I was thinking of getting a Micsig current probe, but I think the BW was so low, I went off looking into the DIY probes.

I'll have to try this sometime soon.

[SteveThackery]

For a watch xtal, much less still since the whole RTC chip can be found at 200nA Icc (DS1302) or < 50nA (Artasie chip).

It's worth pointing out that 32,768Hz crystals specifically made for watches are different from the ones that intended for connection to a microcontroller. The ones for watches run at 1.5V or less, and their frequency goes way out of spec if driven with 3.3V or 5V.

[voltsandjolts]

It's worth pointing out that 32,768Hz crystals specifically made for watches are different from the ones that intended for connection to a microcontroller. The ones for watches run at 1.5V or less, and their frequency goes way out of spec if driven with 3.3V or 5V.
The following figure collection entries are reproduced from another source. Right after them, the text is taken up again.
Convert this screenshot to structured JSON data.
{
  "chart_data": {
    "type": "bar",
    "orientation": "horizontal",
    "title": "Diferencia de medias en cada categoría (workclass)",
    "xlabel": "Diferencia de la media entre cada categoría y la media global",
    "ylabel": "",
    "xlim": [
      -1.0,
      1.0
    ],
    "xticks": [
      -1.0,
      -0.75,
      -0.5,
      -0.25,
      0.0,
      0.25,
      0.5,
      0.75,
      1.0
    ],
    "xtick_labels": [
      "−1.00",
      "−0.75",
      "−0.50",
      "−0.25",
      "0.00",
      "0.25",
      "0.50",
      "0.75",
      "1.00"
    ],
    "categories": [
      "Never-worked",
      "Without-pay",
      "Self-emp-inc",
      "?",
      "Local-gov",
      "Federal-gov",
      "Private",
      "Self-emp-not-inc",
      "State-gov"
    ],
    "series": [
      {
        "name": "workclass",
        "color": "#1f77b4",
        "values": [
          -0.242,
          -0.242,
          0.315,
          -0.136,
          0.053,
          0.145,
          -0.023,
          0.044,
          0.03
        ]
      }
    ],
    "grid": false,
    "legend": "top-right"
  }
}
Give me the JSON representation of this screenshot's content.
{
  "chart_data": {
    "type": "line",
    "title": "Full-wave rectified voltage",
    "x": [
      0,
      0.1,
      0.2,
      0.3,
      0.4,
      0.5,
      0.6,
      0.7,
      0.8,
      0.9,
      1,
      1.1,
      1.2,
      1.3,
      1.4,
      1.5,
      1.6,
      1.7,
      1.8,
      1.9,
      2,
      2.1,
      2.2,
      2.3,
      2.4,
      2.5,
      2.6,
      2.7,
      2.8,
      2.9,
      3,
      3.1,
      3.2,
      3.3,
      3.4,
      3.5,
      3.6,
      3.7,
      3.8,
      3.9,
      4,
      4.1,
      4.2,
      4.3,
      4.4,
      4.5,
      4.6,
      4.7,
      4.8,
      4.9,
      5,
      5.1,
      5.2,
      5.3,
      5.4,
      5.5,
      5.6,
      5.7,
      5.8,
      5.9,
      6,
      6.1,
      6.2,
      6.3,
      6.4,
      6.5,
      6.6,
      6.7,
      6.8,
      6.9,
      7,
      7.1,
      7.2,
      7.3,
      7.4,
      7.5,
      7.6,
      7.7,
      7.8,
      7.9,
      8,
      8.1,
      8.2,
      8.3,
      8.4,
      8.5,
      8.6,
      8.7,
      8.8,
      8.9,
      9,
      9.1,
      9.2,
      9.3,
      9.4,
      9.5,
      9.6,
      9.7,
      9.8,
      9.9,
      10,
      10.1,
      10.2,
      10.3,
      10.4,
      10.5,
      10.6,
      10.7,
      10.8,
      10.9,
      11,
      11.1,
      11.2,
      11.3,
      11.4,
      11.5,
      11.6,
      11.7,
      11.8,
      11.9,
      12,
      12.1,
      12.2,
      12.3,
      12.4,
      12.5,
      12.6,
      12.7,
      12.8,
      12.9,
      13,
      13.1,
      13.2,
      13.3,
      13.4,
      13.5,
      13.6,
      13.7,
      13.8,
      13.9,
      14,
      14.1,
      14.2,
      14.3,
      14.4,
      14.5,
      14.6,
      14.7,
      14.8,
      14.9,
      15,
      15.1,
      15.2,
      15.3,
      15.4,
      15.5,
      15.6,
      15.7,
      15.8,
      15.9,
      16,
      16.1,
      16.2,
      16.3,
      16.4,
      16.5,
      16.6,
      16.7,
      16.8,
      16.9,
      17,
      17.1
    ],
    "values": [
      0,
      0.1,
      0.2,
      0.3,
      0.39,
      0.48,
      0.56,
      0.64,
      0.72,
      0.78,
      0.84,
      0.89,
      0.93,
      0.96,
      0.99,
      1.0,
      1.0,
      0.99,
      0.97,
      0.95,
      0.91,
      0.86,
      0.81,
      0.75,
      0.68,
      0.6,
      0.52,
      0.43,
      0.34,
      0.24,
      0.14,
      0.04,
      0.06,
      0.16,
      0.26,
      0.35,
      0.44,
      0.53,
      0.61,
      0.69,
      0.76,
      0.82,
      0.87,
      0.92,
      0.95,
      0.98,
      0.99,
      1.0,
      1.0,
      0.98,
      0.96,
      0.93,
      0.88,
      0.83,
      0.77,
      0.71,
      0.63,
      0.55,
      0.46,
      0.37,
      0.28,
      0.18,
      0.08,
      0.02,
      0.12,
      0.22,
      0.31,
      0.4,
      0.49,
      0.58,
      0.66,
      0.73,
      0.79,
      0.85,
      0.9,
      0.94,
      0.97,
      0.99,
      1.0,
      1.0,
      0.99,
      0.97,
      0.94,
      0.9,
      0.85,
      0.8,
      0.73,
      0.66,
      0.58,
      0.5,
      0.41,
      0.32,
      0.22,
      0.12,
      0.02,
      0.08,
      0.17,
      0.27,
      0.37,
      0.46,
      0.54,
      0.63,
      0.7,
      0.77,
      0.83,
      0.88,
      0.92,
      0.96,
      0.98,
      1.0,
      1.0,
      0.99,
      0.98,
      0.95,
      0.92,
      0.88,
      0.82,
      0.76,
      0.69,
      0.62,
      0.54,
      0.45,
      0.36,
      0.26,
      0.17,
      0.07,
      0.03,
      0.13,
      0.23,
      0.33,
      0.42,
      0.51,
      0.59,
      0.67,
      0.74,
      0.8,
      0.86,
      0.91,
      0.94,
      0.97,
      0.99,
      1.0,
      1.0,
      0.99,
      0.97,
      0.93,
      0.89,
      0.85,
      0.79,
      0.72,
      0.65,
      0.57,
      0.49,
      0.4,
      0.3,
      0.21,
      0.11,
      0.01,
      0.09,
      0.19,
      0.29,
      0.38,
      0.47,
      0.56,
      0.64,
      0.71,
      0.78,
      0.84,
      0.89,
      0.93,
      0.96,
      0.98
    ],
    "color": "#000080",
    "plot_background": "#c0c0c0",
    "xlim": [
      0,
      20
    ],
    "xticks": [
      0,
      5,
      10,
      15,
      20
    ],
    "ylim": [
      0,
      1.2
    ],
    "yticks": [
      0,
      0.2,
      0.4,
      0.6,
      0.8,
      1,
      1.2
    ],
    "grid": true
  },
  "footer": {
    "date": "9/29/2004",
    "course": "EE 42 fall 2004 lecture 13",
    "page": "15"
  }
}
I'm aware of uW power level limitations to avoid damage to watch/rtc crystals, but haven't seen voltage limits.
Can you point to some datasheets that make this voltage limit clear?
thanks

[RoGeorge]

I don't know if the 32768Hz resonators for MCUs are different (I would guess they are the same).

Fun fact, the 32kHz quartz is, in fact, shaped like a tuning fork tuned on 32768Hz, not a (round) solid block.  You can see one extracted from its enclosure at minute 6:00 in this vodeo by Steve Mould https://youtu.be/_2By2ane2I4?t=360 ).  A good ultrasound microphone may hear a quartz clock (by its 32kHz sound), particularly by conduction.  This trick is sometimes used to fine-tune the exact running frequency for fancy quartz wristwatches (at factory/service) .

Another interesting fact, the tuning fork can have 2 oscillation modes (my guess is this might correspond with the series and the parallel resonance?  ):

In-phase mode of a quartz tuning fork
Castellanos-Gomez Lab


Anti-phase oscillation of a quartz tuning fork
Castellanos-Gomez Lab

[SteveThackery]

It's worth pointing out that 32,768Hz crystals specifically made for watches are different from the ones that intended for connection to a microcontroller. The ones for watches run at 1.5V or less, and their frequency goes way out of spec if driven with 3.3V or 5V.

I'm aware of uW power level limitations to avoid damage to watch/rtc crystals, but haven't seen voltage limits.
Can you point to some datasheets that make this voltage limit clear?
thanks

Actually I cannot. I was repeating something an electronics developer told me - he has made products for use in the horological trade. I've been to RS and checked out their crystals. The watch crystals have a maximum drive level of 1 to 1.5 uW.  A random look at other crystals suggests a maximum drive level of around 1 mW, so a thousand times higher.

I admit that I don't know how the drive power level is related to the operating voltage. I don't know how an oscillator is designed to drive its crystal with a particular power.

I've got a feeling, though, that plugging a 1 uW crystal into an oscillator designed for a 1 mW crystal might end badly.

Clearly I've got a lot to learn. Maybe a new thread is warranted.

[SteveThackery]

A good ultrasound microphone may hear a quartz clock (by its 32kHz sound), particularly by conduction.  This trick is sometimes used to fine-tune the exact running frequency for fancy quartz wristwatches (at factory/service) .

The crystal is easy to hear. For the past few decades watch crystals running slightly faster than 32768Hz have been used, and an electronic circuit drops one of the pulses at preprogrammed intervals. The drop rate is set by cutting a particular combination of tracks on the PCB, which tells the pulse-skipper how often to skip a pulse. The cutting is done by laser.

That's why you can't use the frequency of the quartz crystal as a measure of the watch's timekeeping. You need to know the skip rate as well. The skipping is called "inhibition", and you need to know whether a watch uses it or not when measuring its accuracy.

EDIT: Swatch pioneered a different system. The crystals were laser-trimmed to the desired frequency; the laser actually vapourised minute bits of the tuning fork.